Publié le 10 avril 2017 par Julia @dj0uli0u

Que ce soit via de nombreuses discussions avec celles et ceux que je rencontre dans le cadre de ma vie de Freelance ou via les coachings personnalisés lancés il y a quelques semaines, j’ai de plus en plus de questions concernant la démission pour prendre son envol. J’avais écrit un billet ici au moment ou j’ai démissionné de mon CDI pour ne vivre que de mon activité, mais plusieurs années se sont écoulées depuis et j’avais envie de venir vous en parler de nouveau.

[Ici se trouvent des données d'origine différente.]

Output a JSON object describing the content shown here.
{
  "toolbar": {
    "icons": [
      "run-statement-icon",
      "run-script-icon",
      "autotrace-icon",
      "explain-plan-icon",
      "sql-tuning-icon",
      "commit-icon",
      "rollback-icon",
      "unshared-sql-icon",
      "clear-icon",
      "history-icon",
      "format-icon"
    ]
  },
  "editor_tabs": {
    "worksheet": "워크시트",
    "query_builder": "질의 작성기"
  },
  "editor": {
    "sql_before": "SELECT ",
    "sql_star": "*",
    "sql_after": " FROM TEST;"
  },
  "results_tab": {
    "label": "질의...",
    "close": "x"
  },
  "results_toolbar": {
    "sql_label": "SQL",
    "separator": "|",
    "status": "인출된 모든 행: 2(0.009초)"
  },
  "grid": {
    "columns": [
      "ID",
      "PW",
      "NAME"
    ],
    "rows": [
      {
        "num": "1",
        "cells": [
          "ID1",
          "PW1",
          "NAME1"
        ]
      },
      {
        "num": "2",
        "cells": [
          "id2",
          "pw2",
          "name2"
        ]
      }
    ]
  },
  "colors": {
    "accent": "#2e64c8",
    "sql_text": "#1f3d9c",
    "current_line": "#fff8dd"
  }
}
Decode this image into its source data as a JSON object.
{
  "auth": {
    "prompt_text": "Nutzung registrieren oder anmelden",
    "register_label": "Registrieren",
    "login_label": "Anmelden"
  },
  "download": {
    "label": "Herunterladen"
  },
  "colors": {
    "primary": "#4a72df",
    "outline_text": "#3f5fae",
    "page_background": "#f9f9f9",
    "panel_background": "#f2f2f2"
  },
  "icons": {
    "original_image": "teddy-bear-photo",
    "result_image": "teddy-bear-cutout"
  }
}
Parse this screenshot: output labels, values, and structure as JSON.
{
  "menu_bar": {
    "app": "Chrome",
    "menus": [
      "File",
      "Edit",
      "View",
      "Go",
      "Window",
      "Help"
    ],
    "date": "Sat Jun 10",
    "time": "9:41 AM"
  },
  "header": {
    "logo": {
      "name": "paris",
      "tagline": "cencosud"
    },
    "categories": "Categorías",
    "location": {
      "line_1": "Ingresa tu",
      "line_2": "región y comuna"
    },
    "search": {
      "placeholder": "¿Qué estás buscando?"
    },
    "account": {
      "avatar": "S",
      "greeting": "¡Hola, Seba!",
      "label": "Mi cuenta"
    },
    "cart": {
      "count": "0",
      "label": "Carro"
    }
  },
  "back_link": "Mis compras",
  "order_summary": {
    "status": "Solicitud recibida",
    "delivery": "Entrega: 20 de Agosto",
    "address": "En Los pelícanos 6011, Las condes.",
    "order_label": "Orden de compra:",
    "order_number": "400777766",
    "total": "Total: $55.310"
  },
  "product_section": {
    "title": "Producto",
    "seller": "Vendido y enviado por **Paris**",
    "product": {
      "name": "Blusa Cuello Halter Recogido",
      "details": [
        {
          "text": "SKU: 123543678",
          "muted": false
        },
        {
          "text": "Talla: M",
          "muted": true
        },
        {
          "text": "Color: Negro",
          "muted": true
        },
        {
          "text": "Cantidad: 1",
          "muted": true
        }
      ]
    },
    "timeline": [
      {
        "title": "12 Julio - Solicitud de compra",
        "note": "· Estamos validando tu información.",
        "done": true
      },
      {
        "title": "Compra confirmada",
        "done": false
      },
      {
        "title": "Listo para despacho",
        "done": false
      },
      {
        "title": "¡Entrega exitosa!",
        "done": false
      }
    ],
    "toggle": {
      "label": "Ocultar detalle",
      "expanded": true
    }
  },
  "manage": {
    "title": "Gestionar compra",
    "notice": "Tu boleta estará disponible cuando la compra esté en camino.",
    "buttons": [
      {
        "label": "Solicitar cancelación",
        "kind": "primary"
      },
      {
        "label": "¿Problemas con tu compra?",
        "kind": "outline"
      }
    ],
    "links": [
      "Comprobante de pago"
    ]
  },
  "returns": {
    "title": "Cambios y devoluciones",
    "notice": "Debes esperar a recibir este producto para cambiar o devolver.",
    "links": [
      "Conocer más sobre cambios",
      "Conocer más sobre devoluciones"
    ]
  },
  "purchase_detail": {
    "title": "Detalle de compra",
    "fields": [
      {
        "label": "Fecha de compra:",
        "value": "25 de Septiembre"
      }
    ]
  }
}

Mon expérience salariat + Freelance

Mon auto-entreprise est enregistrée depuis le mois de Mai 2013. À ce moment là, et ce pendant un peu plus d’un an, je n’ai travaillé exclusivement qu’avec Google (Visites Virtuelles pour les Pros). En Juillet 2014, le chiffre d’affaires généré avec Google était trop peu important pour me permettre d’en vivre. C’est donc avec une motivation similaire à celle d’un lendemain de soirée que je postulais à une offre d’emploi d’assistante dans une grande entreprise. J’ai signé un CDI en Novembre 2014, sachant pertinemment que le salariat n’était de toute façon pas pour moi, mais sans en avoir encore la preuve. Sur ces 10 mois de salariat, il y a eu plusieurs phrases :

  • Phase 1, l’entrain d’aller travailler et servir l’entreprise. Au départ, j’étais contente. Je quittais l’ennui de mon appartement pour un 35h plein de nouvelles petites missions. J’occupais un poste dense, ou l’on ne s’ennuie pas (en apparence) car toujours dans le rush quelque soit le moment de la journée. En plus, j’avais en charge des grands comptes, alors je m’appliquais.
  • Phase 2, les formations. Très rapidement, je suis partie en formation à l’autre bout de la France (vers Caen tout là-haut), où je me suis ennuyée à mourir. Une formation c’est bien quand tu sais que tu vas rester plusieurs années au même poste. Mais je savais au fond de moi que mon délire de salariée sur ce nouveau poste n’allait durer que quelques mois, pas plus. C’est donc à ce moment là que le poids des contraintes est apparu : obligée d’aller en formation loin de mon appartement, pour un poste qui était tout sauf un « dream job », l’horrible sensation de la perte de temps. Tu vois ?
  • Phase 3, la signature du CDI. En revenant de formation, il s’est écoulé environ 6 semaines avant la signature de mon CDI. Je dépassais les objectifs qui m’étaient fixés mensuellement, je terminais mon travail en avance, j’étais toujours à jour dans mes mails… alors que mes collègues (qui exerçaient ce poste depuis des aaaaannnées) étaient à la ramasse. Il m’arrivait même parfois de les avancer dans leur travail à elles.
  • Phase 4, le développement de mon entreprise. Tout au long des autres phases, il était hors de question pour moi de lâcher mon auto-entreprise. J’honorais quelques missions de temps à autre en parallèle de mon statut salarié, le soir, en rentrant. Mais après la signature de ce CDI, j’ai eu sincèrement l’impression d’être enfermée, piégée. Alors je me suis sortie les doigts, et j’ai travaillé pour décrocher des contrats en community management.
  • Phase 5, la fatigue générale et l’ennui. Début 2015, je n’en pouvais plus. J’enchaînais ma journée de travail salariée puis celle en indé, tous les jours, toutes les semaines. La fatigue empirait de mois en mois. Rajoutez à ça les challenges inexistants dans mon job salarié… Frustration + ennui = pétage de câbles.

La démission

C’est donc 10 mois plus tard, en Avril 2015, que j’ai démissionné. Je suis, de base, quelqu’un qui ne se pose pas 1500 questions avant de prendre une décision. Je suis impulsive, mais surtout, je n’ai pas envie de perdre mon temps. Alors j’agis. Je me souviens d’une pause dej, un mardi midi, avec une collègue de travail qui me poussait vers la sortie avec des mots justes : « Julia, ton énergie doit être ailleurs, ton énergie doit être placée dans une entreprise qui est la tienne, c’est trop précieux » (F. si tu passes par là, merci !).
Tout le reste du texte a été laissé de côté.